Abstract

This paper analyses how a case were to unfold if an operator of a nuclear installation were to exercise its right of recourse against a supplier in the event of supply of equipment or material with latent defects, as envisaged under the unique Section 17(b) of the Civil Liability for Nuclear Damage Act, 2010 (CLND Act), adopted by the Indian Parliament. This study is relevant as no such right of recourse claim has ever been exercised yet by a nuclear installation operator against a supplier, in the absence of any contractual agreement — and yet, this is precisely what this new law in India foresees as a perfectly valid legal option. The uniqueness of this provision and many grey areas surrounding this law have had a dampening effect on the global supplier market for nuclear power plants in India, other than for the indigenously designed Pressurised Heavy Water Reactors. This is why it is worth dissecting how such a case were to unfold, should the Indian nuclear power operator nevertheless decide to rely on this right of recourse provision. Unlike the relationship between claims filed by victims against the nuclear operator, the right of recourse claim by the operator against the supplier would be governed by standard tort law.

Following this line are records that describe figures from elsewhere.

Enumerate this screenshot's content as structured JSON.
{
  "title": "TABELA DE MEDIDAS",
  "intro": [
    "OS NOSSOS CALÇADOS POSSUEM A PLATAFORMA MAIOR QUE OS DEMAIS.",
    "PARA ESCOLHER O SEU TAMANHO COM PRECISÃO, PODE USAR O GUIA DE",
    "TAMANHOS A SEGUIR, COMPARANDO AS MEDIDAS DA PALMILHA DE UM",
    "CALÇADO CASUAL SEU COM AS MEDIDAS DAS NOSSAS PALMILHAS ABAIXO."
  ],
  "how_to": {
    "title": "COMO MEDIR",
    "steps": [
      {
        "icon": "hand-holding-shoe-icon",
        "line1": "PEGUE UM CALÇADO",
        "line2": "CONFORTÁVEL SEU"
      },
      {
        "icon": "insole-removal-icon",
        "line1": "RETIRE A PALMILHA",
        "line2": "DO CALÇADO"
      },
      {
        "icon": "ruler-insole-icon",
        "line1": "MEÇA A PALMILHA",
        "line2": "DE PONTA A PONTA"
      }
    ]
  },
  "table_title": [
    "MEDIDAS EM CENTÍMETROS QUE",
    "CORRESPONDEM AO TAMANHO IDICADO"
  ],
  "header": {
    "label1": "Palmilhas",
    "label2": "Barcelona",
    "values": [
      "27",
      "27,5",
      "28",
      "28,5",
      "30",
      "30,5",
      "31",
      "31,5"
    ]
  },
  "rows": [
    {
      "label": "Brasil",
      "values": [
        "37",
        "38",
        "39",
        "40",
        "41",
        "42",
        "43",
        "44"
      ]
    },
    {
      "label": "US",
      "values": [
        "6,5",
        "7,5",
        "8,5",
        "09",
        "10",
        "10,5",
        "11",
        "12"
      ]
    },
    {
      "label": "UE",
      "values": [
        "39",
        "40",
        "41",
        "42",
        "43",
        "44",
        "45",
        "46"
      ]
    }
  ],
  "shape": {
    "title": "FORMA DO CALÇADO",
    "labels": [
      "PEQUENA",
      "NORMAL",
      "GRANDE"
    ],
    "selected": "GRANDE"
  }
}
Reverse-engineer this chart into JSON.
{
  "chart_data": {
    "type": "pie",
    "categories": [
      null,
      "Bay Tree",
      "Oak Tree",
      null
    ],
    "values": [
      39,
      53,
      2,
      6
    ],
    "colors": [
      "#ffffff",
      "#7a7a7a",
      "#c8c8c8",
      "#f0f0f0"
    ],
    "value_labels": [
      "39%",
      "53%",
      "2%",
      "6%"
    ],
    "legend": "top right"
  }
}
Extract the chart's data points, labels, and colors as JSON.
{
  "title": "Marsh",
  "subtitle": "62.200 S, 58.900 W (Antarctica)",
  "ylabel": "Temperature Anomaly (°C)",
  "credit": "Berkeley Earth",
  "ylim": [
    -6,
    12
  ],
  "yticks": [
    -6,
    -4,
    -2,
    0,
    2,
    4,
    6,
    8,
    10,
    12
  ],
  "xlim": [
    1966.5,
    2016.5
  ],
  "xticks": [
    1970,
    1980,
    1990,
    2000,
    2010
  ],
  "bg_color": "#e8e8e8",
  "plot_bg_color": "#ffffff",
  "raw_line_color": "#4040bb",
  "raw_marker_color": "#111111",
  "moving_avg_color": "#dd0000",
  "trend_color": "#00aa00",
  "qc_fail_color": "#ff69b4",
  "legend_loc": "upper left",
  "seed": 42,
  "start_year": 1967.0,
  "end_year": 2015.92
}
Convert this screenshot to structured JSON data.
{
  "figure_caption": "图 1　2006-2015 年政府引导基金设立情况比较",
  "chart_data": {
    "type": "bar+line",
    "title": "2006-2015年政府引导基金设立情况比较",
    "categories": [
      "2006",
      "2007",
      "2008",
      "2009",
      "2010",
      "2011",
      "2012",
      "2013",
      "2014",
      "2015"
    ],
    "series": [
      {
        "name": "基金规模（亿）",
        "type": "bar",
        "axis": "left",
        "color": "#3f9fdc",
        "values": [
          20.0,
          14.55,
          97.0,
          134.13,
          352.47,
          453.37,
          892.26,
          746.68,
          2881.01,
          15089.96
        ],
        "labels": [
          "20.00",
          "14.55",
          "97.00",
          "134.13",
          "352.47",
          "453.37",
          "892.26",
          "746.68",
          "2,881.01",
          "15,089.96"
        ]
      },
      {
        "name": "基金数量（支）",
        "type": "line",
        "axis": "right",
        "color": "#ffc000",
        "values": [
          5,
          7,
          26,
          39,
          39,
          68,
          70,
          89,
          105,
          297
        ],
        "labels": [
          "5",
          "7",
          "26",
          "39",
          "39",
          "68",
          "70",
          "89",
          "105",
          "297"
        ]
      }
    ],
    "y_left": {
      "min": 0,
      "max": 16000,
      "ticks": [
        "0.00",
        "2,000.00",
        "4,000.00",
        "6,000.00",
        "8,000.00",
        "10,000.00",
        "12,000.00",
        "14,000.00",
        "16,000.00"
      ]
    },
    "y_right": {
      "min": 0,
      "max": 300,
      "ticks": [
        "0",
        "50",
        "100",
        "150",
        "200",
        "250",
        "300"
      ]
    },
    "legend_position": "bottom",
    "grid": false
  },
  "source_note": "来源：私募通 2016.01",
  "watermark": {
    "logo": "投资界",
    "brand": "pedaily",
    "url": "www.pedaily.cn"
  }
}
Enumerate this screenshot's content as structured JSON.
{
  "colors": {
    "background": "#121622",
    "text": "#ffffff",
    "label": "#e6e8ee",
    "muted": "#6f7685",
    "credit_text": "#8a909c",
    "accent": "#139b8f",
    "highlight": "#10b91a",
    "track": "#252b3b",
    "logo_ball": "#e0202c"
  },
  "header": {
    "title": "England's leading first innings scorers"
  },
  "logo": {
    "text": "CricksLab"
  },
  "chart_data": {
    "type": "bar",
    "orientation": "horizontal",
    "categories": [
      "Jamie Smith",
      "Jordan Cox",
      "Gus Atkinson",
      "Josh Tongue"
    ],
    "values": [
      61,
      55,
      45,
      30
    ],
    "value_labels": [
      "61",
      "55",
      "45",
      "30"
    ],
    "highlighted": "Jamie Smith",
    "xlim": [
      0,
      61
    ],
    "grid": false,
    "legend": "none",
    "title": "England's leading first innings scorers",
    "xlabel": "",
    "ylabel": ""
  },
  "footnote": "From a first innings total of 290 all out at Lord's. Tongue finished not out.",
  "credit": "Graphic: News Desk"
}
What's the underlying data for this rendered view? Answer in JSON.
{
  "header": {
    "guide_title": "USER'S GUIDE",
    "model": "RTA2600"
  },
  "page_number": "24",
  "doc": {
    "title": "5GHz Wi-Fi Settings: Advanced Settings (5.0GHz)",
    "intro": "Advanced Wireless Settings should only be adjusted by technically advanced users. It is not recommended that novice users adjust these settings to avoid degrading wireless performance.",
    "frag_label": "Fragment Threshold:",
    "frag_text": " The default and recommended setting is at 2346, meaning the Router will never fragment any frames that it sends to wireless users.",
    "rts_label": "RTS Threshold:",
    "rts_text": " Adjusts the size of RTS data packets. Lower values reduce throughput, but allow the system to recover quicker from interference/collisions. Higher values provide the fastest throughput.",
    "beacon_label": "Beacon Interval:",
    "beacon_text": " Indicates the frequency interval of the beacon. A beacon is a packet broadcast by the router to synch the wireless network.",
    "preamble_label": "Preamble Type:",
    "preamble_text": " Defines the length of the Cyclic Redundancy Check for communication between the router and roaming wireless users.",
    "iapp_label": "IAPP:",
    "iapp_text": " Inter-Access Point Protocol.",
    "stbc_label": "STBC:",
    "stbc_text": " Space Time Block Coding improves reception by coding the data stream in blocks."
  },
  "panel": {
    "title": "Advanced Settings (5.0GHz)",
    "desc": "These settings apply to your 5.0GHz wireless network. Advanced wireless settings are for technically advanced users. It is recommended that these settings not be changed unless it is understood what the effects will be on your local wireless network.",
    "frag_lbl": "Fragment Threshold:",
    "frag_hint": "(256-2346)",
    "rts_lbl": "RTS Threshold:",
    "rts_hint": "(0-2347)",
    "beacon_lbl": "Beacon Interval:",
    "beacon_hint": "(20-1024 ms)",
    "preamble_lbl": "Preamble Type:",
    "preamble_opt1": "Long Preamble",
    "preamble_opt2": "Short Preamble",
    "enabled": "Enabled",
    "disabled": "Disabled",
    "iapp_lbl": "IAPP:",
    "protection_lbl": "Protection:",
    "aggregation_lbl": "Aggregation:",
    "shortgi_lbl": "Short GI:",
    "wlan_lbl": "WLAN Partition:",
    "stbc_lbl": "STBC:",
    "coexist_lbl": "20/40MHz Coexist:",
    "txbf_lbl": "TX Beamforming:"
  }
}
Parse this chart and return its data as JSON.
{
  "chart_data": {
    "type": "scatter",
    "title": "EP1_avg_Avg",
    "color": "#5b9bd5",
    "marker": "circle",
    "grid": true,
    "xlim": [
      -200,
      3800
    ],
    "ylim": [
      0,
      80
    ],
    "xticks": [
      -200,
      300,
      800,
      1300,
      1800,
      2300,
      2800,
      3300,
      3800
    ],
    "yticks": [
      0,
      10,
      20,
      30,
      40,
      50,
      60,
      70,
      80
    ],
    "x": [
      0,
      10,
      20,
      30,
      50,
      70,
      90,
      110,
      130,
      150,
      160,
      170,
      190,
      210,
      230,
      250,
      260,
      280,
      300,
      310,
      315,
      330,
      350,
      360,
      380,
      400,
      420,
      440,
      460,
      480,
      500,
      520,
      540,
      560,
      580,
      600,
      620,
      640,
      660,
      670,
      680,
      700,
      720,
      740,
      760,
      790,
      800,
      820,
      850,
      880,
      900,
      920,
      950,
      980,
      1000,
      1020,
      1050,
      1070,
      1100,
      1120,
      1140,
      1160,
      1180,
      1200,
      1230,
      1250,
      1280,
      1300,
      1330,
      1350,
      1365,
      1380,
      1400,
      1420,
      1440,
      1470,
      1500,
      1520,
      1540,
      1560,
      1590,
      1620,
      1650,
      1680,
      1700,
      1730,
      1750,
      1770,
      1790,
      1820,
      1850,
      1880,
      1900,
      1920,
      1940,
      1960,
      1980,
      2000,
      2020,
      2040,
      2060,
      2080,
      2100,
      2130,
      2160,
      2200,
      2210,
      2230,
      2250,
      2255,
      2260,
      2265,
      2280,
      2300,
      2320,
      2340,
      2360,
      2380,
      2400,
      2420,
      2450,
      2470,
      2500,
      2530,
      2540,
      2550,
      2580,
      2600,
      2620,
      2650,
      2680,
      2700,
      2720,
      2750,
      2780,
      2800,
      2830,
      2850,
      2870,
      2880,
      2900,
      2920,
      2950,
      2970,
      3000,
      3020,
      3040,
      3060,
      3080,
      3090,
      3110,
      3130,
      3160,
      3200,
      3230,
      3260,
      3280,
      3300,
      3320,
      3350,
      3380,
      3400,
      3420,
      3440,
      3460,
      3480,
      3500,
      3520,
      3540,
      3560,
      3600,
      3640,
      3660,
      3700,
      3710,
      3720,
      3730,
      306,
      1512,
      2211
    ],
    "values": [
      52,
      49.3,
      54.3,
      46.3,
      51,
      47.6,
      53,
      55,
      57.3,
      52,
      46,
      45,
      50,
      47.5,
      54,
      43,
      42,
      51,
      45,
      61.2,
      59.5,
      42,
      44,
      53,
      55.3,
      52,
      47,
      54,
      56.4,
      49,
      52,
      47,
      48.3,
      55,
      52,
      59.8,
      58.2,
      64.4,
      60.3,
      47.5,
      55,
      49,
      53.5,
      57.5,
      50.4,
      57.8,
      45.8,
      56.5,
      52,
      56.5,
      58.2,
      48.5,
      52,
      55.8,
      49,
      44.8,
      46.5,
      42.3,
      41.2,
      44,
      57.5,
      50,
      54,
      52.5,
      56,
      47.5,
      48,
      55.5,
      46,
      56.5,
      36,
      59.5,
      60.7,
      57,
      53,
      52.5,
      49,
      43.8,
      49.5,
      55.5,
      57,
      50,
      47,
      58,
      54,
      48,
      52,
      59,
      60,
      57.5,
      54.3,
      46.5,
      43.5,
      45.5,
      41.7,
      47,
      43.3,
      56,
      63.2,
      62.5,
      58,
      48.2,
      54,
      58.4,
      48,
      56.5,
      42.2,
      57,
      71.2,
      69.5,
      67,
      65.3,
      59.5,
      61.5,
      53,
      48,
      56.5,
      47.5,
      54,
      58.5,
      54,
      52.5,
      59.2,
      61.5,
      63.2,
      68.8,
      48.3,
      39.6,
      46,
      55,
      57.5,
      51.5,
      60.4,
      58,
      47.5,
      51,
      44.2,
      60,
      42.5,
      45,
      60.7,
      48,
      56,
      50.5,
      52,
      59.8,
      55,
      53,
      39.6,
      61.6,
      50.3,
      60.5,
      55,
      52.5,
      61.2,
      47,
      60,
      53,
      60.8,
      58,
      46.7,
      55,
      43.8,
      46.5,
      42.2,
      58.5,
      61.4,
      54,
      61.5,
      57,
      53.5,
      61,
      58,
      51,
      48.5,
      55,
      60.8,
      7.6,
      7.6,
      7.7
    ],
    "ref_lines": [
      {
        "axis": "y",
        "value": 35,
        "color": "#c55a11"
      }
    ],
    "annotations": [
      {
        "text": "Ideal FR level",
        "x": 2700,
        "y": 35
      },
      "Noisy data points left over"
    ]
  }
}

We, therefore, evaluate general tort law principles as well as case law derived from comparable sectors, such as the oil and aviation industries, where any major accident is perceived as a low- probability event, but with high impact on the society. In doing so, we will also scrutinise the meaning of “latent defects” as defined contractually, with the supplier’s obligation to remedy the defect, versus the monetary damage claim from the operator against the supplier based on a latent defect after the occurrence of a nuclear incident. Hence, this paper is intended as a guide for all practitioners in the nuclear energy field, but it could also be of interest to experts in comparable sectors, or even large infrastructure projects.